Being left-brained and literal – male in other words – I have always had trouble with subtlety in general, and poetry in particular.  I’m uncomfortable with ambiguity.  If I’m not “getting” what someone else is “getting,” is anybody “getting” anything?’  So begins an article in a magazine dedicated to success and power that came my way recently.  It occurred to me that this also applies in the field of religion, that is,  the field of living meaningfully.

We live in a nation, a society, a culture, which is perhaps the most left-brained, the most literal, the least subtle – or most unsubtle – nation, society or culture that ever existed.  According to the people who study these things, our brains are made up of two parts.  One, the left side, deals primarily with logic, math, precision, organization.  The right side deals primarily with art, colors, gestalt or intuition, subtlety poetry. Each of us is, in fact, a combination of the two parts: but still, the vast majority of us has the left side far more predominant in the way we understand and relate to the world around us.  And it is precisely this fact that has made us the nation, society and culture we are.

Now don’t misread me; I am not condemning this; I am not complaining about this; I am not wishing that things were different.  It is this left brain emphasis that has enabled us to produce all the wonderful things that we have to make our society so pleasant to live in: microwaves, TVs, radio, bumper food crops, tall buildings, space stations and all the rest.  

But I am absolutely convinced that religion is primarily a right brain function.  Yet, because we most often approach religion with a left-brain dominated mind, we miss much, if not most, of what religion has to offer us.  And that is unfortunate, because most of what religion has to offer us is what our nation, our society and our culture really needs.  We need to understand about power, about selfishness, about relationships with others and with the world in which we live.  Our left-brain orientation tells us we need something, but we are often mystified about where to begin.  That is why I have chosen to use the sermon time this Advent to speak about four absolute essentials: Creation; Sin; Judgement; Redemption.  If we do not have some insight into the meaning of these four things – Creation; Sin; Judgement; Redemption – we will miss the meaning of Christmass; we will not understand our Liturgy; we will find spirituality incomprehensible; we will relate to others and to the world around us on a basis of law and/or materialism.  Our religion will then become what left-brain orientation is best at: formalizing, stereotyping, standardizing, atomizing, studying, compartmentalizing.

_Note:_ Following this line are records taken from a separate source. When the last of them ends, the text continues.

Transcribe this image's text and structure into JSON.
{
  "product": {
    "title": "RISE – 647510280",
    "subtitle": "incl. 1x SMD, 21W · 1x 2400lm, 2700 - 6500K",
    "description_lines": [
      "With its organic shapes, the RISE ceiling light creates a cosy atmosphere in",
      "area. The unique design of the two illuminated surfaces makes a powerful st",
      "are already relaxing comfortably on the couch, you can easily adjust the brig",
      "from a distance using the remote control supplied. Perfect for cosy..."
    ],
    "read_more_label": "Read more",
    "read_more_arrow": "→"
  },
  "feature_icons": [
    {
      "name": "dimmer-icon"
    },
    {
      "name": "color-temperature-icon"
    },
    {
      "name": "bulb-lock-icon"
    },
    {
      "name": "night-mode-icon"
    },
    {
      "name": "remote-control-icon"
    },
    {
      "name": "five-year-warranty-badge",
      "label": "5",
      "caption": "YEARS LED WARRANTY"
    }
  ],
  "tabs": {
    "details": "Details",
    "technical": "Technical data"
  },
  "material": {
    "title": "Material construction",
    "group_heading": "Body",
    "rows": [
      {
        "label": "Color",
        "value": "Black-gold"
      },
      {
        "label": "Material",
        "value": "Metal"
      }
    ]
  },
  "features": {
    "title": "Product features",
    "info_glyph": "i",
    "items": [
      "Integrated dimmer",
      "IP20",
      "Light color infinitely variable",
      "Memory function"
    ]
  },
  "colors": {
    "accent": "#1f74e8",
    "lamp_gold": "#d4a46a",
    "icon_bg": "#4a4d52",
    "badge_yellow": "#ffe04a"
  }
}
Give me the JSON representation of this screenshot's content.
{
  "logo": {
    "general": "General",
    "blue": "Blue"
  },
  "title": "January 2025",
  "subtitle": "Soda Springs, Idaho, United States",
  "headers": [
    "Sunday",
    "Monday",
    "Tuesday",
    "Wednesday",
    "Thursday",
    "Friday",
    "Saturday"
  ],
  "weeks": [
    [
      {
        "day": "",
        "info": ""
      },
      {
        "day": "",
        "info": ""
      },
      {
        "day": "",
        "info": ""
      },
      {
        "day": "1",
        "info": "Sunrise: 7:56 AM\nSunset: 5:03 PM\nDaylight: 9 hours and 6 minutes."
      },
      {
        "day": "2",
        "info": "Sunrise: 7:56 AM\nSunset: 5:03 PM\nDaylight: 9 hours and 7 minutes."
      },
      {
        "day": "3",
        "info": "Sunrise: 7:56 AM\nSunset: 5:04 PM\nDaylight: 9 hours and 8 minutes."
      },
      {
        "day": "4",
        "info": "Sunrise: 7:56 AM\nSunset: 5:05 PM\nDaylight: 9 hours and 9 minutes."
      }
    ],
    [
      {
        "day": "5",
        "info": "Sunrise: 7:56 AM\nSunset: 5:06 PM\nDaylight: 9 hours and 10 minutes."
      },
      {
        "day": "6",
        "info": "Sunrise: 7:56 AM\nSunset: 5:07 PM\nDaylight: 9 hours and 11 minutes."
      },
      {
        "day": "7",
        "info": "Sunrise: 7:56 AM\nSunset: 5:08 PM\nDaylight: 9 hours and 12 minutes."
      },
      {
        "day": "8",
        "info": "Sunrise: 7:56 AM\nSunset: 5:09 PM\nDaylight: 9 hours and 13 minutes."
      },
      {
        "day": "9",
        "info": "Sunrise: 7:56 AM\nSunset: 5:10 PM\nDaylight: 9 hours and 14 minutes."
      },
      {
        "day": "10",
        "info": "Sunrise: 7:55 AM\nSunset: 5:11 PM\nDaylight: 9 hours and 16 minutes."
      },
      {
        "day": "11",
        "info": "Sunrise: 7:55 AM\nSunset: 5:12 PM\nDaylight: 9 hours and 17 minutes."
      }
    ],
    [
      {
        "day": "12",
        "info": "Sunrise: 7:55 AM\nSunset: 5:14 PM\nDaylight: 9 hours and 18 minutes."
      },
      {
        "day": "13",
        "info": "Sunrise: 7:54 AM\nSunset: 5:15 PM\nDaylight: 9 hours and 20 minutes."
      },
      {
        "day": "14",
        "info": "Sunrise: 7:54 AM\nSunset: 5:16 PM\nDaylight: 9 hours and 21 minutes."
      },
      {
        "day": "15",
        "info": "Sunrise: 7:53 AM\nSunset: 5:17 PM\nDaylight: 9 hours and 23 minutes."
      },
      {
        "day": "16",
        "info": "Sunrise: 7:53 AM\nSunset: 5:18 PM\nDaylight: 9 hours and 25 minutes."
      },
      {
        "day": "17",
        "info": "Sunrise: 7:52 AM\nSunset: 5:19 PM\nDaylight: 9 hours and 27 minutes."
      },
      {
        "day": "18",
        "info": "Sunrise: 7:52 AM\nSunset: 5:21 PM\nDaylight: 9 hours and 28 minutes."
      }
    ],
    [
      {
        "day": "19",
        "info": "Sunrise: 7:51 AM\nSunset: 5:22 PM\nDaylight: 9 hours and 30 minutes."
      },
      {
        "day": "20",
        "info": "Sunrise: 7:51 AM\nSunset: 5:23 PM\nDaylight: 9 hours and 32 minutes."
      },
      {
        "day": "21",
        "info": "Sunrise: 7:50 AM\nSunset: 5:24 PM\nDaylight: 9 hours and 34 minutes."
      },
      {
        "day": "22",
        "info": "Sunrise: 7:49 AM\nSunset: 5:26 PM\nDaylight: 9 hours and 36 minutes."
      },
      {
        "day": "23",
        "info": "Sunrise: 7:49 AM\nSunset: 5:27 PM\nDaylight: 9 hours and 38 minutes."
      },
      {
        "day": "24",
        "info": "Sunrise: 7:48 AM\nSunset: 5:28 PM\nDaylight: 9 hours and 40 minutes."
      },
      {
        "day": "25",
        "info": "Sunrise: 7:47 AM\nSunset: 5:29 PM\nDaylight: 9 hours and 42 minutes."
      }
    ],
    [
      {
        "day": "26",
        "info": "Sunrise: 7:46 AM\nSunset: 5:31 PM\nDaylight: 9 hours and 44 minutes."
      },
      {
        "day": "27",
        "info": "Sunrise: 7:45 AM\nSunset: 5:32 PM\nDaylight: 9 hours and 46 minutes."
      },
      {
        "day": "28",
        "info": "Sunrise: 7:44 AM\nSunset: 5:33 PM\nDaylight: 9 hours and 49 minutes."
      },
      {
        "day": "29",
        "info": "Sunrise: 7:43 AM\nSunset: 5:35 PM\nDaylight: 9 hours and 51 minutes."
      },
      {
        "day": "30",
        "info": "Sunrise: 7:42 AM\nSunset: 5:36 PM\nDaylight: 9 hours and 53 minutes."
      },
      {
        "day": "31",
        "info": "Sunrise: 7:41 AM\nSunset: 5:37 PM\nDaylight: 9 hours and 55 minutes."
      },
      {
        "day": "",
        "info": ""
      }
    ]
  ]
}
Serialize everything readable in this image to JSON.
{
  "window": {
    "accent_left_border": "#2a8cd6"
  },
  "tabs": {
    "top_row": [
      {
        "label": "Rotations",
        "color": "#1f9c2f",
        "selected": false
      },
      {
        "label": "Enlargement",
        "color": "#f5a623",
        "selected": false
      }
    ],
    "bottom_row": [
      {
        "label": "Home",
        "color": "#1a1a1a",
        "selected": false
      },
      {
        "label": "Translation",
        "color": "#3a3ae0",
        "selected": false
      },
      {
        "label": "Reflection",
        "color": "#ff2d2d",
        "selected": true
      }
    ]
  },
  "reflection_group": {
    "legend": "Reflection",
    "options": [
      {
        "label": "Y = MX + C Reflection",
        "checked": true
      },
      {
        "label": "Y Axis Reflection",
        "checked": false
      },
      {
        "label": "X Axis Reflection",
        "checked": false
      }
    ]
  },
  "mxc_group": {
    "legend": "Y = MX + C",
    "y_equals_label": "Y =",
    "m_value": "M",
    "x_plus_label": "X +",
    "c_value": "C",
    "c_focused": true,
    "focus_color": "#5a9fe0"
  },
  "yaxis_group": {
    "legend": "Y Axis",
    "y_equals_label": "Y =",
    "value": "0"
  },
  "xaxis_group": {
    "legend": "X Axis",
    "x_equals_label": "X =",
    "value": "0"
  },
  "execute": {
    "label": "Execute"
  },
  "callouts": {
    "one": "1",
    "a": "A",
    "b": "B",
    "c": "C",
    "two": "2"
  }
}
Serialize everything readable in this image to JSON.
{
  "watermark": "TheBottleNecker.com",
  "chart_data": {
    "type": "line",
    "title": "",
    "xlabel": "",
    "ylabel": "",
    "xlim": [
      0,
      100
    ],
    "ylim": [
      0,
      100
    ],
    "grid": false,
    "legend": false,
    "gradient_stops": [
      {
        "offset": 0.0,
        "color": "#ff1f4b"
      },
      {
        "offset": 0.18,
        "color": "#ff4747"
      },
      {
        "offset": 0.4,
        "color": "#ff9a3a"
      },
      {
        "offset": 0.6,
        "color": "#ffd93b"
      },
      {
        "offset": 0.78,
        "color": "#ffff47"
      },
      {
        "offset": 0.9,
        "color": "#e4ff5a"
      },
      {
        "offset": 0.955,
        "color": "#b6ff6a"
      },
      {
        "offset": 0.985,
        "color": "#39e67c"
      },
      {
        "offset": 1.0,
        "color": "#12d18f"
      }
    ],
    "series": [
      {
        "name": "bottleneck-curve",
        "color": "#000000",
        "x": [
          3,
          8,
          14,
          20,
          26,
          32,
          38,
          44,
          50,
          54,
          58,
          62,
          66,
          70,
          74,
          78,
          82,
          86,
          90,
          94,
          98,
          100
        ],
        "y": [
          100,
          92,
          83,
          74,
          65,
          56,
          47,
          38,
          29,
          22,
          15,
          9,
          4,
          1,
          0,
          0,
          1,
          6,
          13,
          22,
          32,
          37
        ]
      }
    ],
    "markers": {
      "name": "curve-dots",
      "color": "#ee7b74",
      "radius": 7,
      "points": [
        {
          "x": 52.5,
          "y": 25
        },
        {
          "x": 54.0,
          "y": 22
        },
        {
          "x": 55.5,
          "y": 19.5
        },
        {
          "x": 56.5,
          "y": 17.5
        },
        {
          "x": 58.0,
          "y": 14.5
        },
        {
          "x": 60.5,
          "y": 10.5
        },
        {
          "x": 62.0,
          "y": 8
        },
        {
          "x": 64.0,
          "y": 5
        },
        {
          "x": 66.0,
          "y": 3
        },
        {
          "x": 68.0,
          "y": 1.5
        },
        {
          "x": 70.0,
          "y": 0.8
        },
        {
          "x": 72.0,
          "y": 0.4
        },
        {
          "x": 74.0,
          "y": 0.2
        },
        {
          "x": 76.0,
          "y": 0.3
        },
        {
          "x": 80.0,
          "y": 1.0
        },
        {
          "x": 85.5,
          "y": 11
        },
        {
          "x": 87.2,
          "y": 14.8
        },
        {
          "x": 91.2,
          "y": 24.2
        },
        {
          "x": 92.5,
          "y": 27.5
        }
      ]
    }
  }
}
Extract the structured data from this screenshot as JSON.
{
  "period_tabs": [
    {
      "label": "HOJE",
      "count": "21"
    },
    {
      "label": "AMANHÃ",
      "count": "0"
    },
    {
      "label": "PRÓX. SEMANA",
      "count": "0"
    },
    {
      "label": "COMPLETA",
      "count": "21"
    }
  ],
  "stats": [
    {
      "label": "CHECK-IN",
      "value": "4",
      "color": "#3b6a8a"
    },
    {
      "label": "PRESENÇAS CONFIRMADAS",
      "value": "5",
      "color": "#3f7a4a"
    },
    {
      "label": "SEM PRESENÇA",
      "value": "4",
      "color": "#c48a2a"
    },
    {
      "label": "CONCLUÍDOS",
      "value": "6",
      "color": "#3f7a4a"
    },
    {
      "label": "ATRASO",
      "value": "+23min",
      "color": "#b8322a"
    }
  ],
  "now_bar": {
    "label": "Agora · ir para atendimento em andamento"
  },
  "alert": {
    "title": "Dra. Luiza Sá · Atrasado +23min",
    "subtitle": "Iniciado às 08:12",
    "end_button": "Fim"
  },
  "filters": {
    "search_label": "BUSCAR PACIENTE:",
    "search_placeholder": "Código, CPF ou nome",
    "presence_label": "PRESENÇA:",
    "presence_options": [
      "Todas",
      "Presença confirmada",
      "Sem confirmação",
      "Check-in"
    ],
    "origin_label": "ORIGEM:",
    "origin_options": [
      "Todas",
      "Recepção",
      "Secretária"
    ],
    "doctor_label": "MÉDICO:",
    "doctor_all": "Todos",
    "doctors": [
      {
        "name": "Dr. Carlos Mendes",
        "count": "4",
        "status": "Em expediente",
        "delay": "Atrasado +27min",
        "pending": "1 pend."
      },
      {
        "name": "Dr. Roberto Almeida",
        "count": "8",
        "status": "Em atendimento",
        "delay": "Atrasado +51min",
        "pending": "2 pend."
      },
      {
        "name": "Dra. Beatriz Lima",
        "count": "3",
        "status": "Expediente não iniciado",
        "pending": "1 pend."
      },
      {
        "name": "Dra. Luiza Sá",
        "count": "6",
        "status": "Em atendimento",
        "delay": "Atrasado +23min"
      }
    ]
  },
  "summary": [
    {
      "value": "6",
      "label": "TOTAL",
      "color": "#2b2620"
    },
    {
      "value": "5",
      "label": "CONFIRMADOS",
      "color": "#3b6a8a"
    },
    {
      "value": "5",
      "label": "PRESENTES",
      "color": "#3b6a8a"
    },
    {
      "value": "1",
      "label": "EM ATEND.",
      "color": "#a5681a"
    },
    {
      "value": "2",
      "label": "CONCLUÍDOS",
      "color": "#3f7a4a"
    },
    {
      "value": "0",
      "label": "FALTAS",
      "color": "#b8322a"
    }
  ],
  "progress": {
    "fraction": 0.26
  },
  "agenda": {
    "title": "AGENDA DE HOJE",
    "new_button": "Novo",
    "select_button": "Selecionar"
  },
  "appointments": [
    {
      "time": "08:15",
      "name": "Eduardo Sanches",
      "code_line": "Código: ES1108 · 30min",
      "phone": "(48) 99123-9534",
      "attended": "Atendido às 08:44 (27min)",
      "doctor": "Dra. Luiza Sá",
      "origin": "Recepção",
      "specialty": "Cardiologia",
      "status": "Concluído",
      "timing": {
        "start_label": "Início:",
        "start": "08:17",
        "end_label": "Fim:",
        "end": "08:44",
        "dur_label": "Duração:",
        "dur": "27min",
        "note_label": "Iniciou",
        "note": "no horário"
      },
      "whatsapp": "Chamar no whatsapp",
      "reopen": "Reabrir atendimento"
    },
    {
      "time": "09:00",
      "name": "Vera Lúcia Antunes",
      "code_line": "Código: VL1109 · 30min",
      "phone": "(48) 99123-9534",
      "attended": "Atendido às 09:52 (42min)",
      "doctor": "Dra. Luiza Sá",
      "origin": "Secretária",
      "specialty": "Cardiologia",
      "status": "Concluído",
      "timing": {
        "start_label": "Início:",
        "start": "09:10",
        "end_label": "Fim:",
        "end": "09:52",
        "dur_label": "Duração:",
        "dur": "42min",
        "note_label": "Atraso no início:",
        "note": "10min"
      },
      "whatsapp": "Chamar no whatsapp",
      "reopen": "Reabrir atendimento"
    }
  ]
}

The religion of the Book of Common Prayer, the religion of the Episcopal Church, the religion of the Bible: these do not conform to any left-brain concept.  True religion and undefiled (to quote the Epistle of James) begins with what is unknowable to the left-brain.  True religion tries to give us an understanding of those things that the left-brain finds unknowable: things we cannot see, hear, smell, touch, or taste.  Yet, the right-brain insists, these things are just as real, just as knowable, just as important as are left-brain perceptions. Indeed, since we each have both parts to our brain, if we are to be whole, healthy, realistic people; there must be a balance between the parts: the two parts must work together to provide us with a balanced life.  That is why, a week or so ago, we mentioned the four things that are distinctive of the Episcopal Church: Bible, Ministry, Creeds, Sacraments.  Bible and Sacraments are right brain functions;  Ministry and Creeds are left brain functions.  Together, they provide a balanced Christian.

The Bible provides us with the results of centuries of right brain contemplation of reality.  The Bible begins with these words: “In the beginning, God created. . . “ Reality, the world, the universe, clearly was not made by humans, even though humans seems to be the most intelligent or intellectual or creative beings in reality; nor was it made from anything; there must have been a time when it did not exist; who, or what ever made it, must exist separately from perceptible reality.  That Creative Being, or Energy, we call by the name “God.”  Who, or what God truly is we cannot comprehend.  It is no accident, however, that the Hebrews gave God the name “Yahweh”: it is a form of the verb “to be”, and can be translated as “Reality.”  But we can come to know and appreciate this God by the examination of “Reality”, the universe, the world,  in which we live.

Do we make God in our image?  Only if we see God from the left!  If we look from the right, we will see that our ability to create, develop and manufacture and rationalize, are all reflections from the Reality who made us.  We ‘image’ or ‘mirror’ the Creator.  As wonderful and marvelous as are the incredible accomplishments that have come to humans because of this examination of Reality, we still cannot make anything from nothing.   We are not origin/creative; we are only pro/creative.  All Reality exists to work together for the furthering of whatever prompted God to make it (directly or indirectly) in the first place; as such it has a good purpose; known to God.    Clearly that means we are caretakers, stewards, of Reality.  We are not owners; we are servants, slaves, stewards, employees.  We must start there: God, not we, made everything; God made it all good; for a purpose; our greatest fullilment comes from living in accord with this view, and saying “Thank you.”